Um pedido contra a fome

Precisamos a todo custo intensificar a arrecadação e a distribuição alimentos, roupas e toda sorte de itens necessários para acolher famintos e desabrigados. Nossa rede de assistência paralela e alternativa está mobilizada para isso, mas temos urgência alimentar, estrutural e de saúde. Estamos frente a um terrível abandono da comunidade. 

Há nuvem de incerteza após os dez meses de distanciamento. Há também uma recessão que coloca a periferia em situação de penúria. Temos um cansaço com essa tamanha diminuição de recursos, por isso vale dizer: nem com toda a criatividade da Restinga estamos dando conta. O pouco que se tem vem aumentando nossa exaustão. Hoje há muito pouco para dividirmos e estamos sendo testados no limite. 

Os sujeitos comuns conseguiram dar um aporte temporário. Mas já não é mais possível. É muito tempo à espera de políticas públicas e não existe como acalmar a fome que nos assola. Precisamos de respostas. Nossos sonhos de futuro estão sendo ceifados. Aqui na Restinga também somos cidadãos.

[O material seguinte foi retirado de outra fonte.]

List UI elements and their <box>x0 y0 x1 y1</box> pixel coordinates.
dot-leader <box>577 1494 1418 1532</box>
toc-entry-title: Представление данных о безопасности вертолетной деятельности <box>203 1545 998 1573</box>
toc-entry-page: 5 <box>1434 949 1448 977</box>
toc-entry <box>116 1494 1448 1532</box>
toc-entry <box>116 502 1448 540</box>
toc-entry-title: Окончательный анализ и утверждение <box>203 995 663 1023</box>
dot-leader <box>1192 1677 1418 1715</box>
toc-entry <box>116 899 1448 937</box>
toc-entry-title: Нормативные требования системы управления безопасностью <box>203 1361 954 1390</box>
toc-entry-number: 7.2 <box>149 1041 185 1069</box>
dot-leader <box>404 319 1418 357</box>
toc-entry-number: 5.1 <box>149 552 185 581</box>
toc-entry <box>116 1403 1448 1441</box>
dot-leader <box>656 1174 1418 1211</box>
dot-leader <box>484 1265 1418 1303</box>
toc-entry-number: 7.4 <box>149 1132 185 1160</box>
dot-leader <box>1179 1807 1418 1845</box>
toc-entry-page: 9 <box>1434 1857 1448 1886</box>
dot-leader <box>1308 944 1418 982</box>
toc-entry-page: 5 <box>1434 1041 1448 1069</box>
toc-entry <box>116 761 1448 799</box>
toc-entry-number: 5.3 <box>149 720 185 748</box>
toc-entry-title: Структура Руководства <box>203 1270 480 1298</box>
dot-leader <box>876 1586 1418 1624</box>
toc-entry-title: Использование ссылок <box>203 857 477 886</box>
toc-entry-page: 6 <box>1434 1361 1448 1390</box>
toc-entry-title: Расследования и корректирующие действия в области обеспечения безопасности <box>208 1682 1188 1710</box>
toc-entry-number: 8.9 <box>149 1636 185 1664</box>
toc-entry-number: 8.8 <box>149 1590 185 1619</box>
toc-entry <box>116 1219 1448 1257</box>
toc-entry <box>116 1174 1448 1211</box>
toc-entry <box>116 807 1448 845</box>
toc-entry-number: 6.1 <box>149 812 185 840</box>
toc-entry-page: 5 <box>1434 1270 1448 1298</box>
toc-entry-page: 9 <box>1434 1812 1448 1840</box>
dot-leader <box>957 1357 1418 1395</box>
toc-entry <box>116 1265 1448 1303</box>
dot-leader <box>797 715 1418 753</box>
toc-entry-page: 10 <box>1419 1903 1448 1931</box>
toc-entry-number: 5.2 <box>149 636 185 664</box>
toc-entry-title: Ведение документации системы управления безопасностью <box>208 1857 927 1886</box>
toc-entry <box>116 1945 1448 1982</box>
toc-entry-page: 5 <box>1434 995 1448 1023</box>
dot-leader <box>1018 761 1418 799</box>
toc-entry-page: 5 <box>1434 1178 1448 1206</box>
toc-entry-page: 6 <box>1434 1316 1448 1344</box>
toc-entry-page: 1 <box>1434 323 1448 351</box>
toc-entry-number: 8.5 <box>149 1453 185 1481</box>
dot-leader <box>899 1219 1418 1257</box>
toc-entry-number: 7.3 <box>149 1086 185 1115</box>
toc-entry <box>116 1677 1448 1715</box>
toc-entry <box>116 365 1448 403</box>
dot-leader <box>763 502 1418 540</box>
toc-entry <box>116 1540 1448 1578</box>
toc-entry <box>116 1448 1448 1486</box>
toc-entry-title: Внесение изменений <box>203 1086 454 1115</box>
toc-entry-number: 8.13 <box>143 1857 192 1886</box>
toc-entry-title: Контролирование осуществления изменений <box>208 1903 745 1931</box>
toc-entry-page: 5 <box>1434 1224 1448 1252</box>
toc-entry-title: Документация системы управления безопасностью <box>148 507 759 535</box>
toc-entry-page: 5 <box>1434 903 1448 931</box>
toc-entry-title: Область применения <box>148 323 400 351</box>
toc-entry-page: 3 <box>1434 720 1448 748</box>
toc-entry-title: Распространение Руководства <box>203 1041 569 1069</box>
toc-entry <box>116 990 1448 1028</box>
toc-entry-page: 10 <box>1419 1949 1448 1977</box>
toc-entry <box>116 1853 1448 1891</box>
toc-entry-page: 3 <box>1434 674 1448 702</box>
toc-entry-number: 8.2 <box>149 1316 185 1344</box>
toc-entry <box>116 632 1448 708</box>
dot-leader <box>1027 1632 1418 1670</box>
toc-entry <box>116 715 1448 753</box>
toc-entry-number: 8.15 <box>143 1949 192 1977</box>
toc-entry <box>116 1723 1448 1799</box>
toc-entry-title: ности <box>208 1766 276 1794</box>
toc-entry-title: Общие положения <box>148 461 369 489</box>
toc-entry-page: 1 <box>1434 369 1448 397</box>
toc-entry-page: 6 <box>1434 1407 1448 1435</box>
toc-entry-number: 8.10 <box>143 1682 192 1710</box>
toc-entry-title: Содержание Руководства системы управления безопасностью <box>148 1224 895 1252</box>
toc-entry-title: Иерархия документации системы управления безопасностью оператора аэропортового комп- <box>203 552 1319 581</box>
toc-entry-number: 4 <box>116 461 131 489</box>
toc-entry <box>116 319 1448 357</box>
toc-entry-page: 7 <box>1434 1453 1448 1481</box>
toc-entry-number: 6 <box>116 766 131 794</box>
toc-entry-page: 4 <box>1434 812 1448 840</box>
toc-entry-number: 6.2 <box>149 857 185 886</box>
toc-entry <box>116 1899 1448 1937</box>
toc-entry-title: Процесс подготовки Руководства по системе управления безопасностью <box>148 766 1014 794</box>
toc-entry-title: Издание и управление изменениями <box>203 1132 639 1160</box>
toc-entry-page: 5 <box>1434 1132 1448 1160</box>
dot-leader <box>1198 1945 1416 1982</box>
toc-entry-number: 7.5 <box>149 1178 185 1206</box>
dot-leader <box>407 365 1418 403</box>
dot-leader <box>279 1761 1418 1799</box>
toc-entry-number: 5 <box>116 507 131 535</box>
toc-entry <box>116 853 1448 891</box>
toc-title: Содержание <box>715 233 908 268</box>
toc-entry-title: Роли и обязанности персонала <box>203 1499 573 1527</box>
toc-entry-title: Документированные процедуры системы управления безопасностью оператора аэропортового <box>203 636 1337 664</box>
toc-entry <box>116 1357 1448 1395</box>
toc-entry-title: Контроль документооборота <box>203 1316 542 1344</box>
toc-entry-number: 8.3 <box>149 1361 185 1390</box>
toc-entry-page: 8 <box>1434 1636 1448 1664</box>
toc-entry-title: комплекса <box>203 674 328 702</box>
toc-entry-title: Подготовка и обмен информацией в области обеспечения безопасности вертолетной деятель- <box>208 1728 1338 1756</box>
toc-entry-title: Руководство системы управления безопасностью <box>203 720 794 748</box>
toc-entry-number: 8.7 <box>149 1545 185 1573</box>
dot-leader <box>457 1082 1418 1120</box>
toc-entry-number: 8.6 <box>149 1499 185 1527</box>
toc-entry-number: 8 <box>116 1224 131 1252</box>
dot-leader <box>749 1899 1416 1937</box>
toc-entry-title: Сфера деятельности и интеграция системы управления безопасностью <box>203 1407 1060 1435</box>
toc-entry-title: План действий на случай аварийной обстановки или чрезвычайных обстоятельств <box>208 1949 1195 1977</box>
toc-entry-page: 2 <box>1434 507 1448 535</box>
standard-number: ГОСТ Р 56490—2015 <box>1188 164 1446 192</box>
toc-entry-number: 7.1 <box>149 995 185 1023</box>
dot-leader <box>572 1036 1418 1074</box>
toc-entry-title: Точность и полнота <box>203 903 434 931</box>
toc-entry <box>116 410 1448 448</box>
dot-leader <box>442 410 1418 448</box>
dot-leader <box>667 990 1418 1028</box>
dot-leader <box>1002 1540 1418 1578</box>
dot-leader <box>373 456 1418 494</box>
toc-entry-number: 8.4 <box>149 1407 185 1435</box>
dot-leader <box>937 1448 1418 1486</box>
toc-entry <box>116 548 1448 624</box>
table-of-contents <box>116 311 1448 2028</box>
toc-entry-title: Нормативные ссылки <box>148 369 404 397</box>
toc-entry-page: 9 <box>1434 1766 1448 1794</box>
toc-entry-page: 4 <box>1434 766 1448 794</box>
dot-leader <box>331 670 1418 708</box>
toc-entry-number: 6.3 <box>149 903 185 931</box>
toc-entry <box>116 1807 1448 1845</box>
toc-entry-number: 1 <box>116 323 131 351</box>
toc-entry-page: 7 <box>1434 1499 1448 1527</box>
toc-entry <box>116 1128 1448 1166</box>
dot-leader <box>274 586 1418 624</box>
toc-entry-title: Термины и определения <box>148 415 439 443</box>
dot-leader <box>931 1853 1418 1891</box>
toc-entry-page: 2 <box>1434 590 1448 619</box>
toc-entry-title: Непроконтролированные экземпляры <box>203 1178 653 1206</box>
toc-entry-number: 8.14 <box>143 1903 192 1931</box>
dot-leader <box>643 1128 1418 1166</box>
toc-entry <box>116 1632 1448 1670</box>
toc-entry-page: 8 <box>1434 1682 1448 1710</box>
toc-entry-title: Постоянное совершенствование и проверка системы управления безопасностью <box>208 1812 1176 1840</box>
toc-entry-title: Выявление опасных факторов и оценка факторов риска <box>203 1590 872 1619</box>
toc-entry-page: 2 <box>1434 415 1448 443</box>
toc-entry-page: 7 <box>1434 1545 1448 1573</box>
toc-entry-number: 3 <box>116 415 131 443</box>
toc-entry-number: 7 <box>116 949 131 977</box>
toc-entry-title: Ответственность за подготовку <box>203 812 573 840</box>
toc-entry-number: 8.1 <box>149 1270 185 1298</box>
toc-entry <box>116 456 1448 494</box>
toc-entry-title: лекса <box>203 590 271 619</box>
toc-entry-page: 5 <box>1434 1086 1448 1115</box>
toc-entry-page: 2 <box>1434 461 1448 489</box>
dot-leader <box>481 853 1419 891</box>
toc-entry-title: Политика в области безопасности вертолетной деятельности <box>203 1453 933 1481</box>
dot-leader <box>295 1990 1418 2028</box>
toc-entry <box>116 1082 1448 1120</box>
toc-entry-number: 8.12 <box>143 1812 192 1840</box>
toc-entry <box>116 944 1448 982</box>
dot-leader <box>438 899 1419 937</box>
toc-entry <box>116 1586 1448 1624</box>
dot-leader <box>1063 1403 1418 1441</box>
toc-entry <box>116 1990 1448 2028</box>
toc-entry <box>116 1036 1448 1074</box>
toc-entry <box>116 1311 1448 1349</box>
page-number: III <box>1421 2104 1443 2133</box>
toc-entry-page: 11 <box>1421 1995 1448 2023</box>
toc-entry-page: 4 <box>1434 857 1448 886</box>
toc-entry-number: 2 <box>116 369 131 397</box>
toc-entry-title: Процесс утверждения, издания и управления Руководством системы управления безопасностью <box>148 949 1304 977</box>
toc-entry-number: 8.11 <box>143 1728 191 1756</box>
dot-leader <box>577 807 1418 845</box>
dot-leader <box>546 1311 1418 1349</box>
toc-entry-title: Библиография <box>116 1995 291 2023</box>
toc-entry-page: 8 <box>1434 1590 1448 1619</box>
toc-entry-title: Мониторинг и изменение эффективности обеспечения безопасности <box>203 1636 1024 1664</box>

Existe um projeto para nós? Qual será o plano que nos inclui nessa cidade? Quem nos dará respostas? 

Como disse Joel Rufino dos Santos: não há como excluir já que todos estamos a dividir o mesmo mundo. 

A periferia quer mais coerência da cidade!

Neila Prestes de Araujo é mestre em História pela UFRGS, com a dissertação “Origens do Bairro Restinga, entre versões, a inversão do olhar sobre a memória: uma história autocentrada no discurso do sujeito subalterno sobre o processo de ocupação da comunidade entre 1967 – 1971”.